Julius Caesar written by William Shakespeare. He helped plan

a plot against one of the most powerful people in Rome and

killed the king to be. Brutus was well renowned for his deep

thinking, his honor, and most importantly, his belief in


Brutus’s stoic qualities played a major role in his

character. He trusted his wife Portia very much. In fact, he

trusted her so much that he was even going to tell her about

the plot against Caesar.

“You are my true and honorable wife,
As dear to me as are the ruddy drops
That visit my sad heart”
( II, i, 289-290)

She cared very much for him. She was willing to slice her

thigh open just to prove her loyalty and trustworthiness to

her noble husband. He also cared very deeply about his wife

and he loved her very dearly.

“O ye gods,
render me worthy of this noble wife!”
( II, i, 303-304)

Because of his profound stoicism, Brutus did not seem to

show his graditude much when Portia killed her self. He

simply drank wine to get ride of the pain and told Cassius

to never speak of his wife again.

“Lucius a bowl of wine!
I did not think you could have been so angry,
O Cassius, I am sick of many griefs.
Of your philosophy you make no use
If you give place to accidental evils.
No man bears sorrow better. Portia is dead.
Ha! Portia!
She is dead.
How ‘scaped I killing when I crossed you so?
Oh, insupportable and touching loss!
Upon what sickness?
Impatient of my absence,
And grief that young Octavius with Mark Antony
Have made themselves so strong for with her death
That tidings came with this she fell distract,
And, her attendants absent, swallowed fire.
And died so?
Even so.
O ye immortal gods!
Speak no more of her. Give me a bowl of wine.
In this I bury all unkindness, Cassius.”
( IV, iii, 141-158)

The people of Rome respected Brutus greatly. The

conspirators thought very highly of him and wanted him to be

part of their scheme against Julius Caesar. If they could

get Brutus to join in on the plan the people might think it

was all right that they killed the great Caesar.

“ O Cassius, if you could
But win the noble Brutus to our party”
( I, iii, 140-141)

The people respected Brutus. They thought he

was a very wise and noble man. They believed anything he

would tell them.

“Oh, he sits high in all the people’s hearts,
And that which would appear offense in us
His countenance, like richest alchemy,
Will change to virtue and to worthiness.”
( I, iii, 157-160)

Brutus was a very deep thinker who always put others

first. He killed Caesar for the good of Rome. He believed

Caesar was like a serpents egg and that an egg is not so

dangerous when it is still an egg but when it hatches it can

grow up to be a fierce dragon.

“What means this shouting?
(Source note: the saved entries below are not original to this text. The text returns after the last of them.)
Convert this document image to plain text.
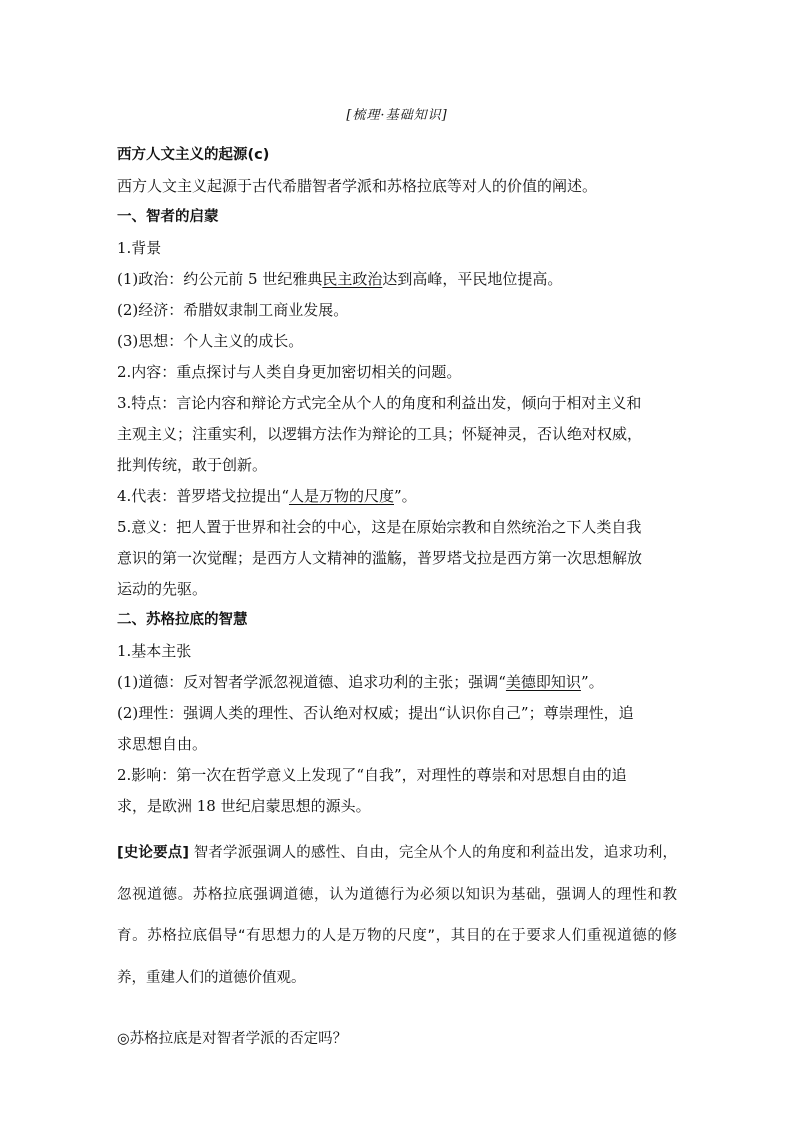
[梳理·基础知识]
西方人文主义的起源(c)
西方人文主义起源于古代希腊智者学派和苏格拉底等对人的价值的阐述。
一、智者的启蒙
1.背景
(1)政治：约公元前 5 世纪雅典民主政治达到高峰，平民地位提高。
(2)经济：希腊奴隶制工商业发展。
(3)思想：个人主义的成长。
2.内容：重点探讨与人类自身更加密切相关的问题。
3.特点：言论内容和辩论方式完全从个人的角度和利益出发，倾向于相对主义和
主观主义；注重实利，以逻辑方法作为辩论的工具；怀疑神灵，否认绝对权威，
批判传统，敢于创新。
4.代表：普罗塔戈拉提出“人是万物的尺度”。
5.意义：把人置于世界和社会的中心，这是在原始宗教和自然统治之下人类自我
意识的第一次觉醒；是西方人文精神的滥觞，普罗塔戈拉是西方第一次思想解放
运动的先驱。
二、苏格拉底的智慧
1.基本主张
(1)道德：反对智者学派忽视道德、追求功利的主张；强调“美德即知识”。
(2)理性：强调人类的理性、否认绝对权威；提出“认识你自己”；尊崇理性，追
求思想自由。
2.影响：第一次在哲学意义上发现了“自我”，对理性的尊崇和对思想自由的追
求，是欧洲 18 世纪启蒙思想的源头。
[史论要点] 智者学派强调人的感性、自由，完全从个人的角度和利益出发，追求功利，忽视道德。苏格拉底强调道德，认为道德行为必须以知识为基础，强调人的理性和教育。苏格拉底倡导“有思想力的人是万物的尺度”，其目的在于要求人们重视道德的修养，重建人们的道德价值观。
◎苏格拉底是对智者学派的否定吗？
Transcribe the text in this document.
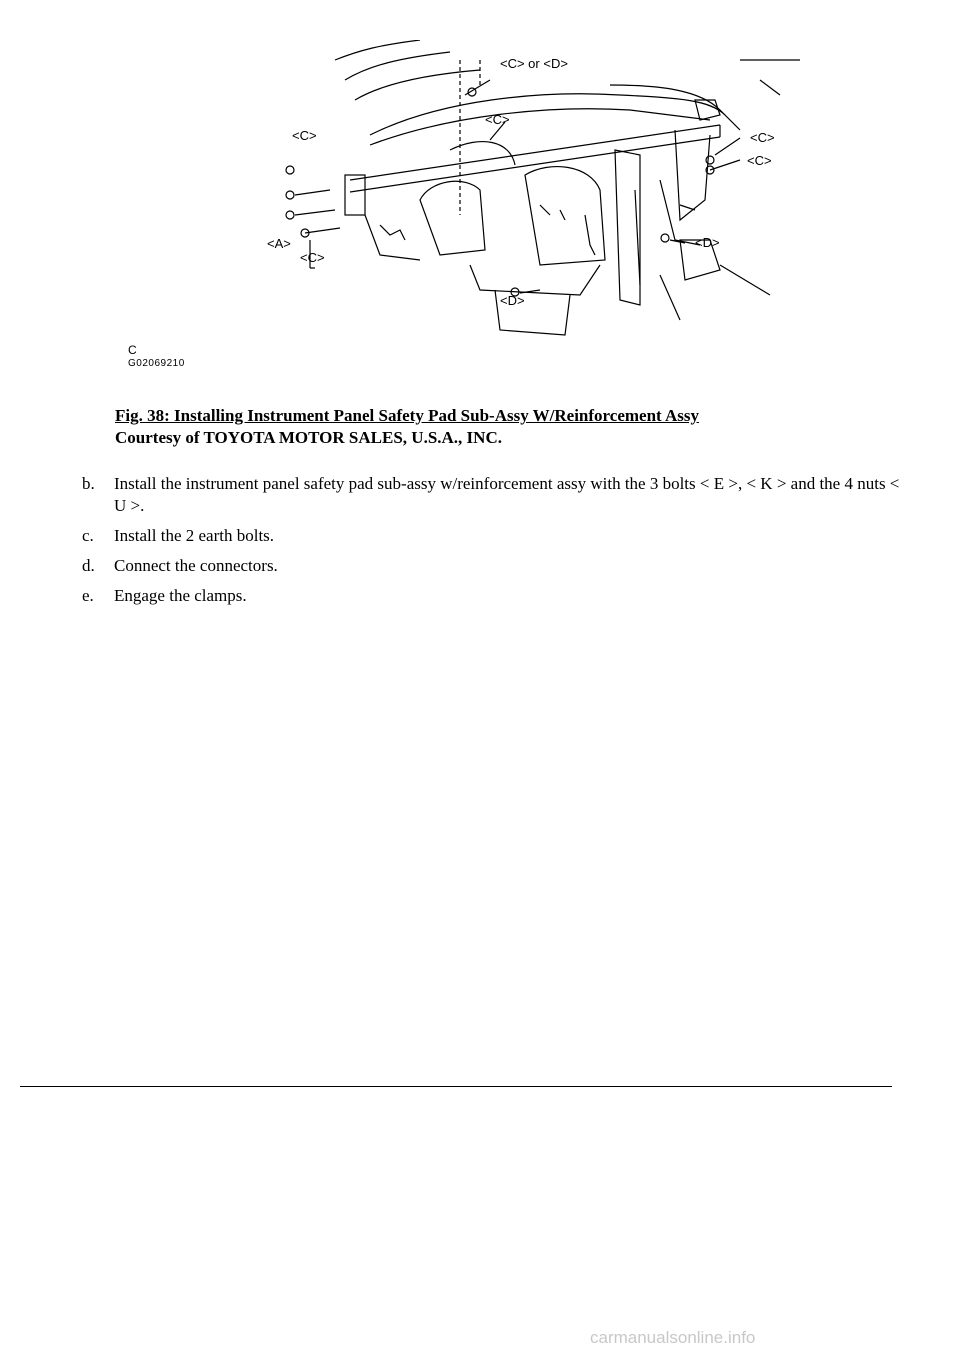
<C> or <D>
<C>
<C>
<A>
<C>
<C>
<C>
<D>
<D>
C
G02069210
Fig. 38: Installing Instrument Panel Safety Pad Sub-Assy W/Reinforcement Assy
Courtesy of TOYOTA MOTOR SALES, U.S.A., INC.
b.	Install the instrument panel safety pad sub-assy w/reinforcement assy with the 3 bolts < E >, < K > and the 4 nuts < U >.
c.	Install the 2 earth bolts.
d.	Connect the connectors.
e.	Engage the clamps.
carmanualsonline.info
I do fear the people
Choose Caesar for their king.
Aye, do you fear it?
Then must I think you would not have it so.
I would not, Cassius, yet I love him well.
But wherefore do you hold me here so long?
What is it that you would impart to me?
If it be ought toward the general good,
Set honor in one eye and death i’ the other,
And I will look on both indifferently;
For let the gods so speed me as I love
The name of honor more than I fear death
I know that virtue to be true in you, Brutus,....”
( I, ii, 79-90)

Brutus had thought very deeply about joining the conspiracy.

He had stayed up all night brooding about it. He feared that

Caesar was gaining too much power and that soon Caesar would

become king. If Caesar became king Brutus’s dreams of Rome’s

Democracy would be shattered.

In conclusion Brutus was a very well respected man in

Rome. He helped restore Rome to its original Democratic

system. He ended up killing himself at the end of the play

because of all the pressure. He had said at the end when he

killed himself that

“....Caesar, now be still.
I killed not thee with half so good a will.”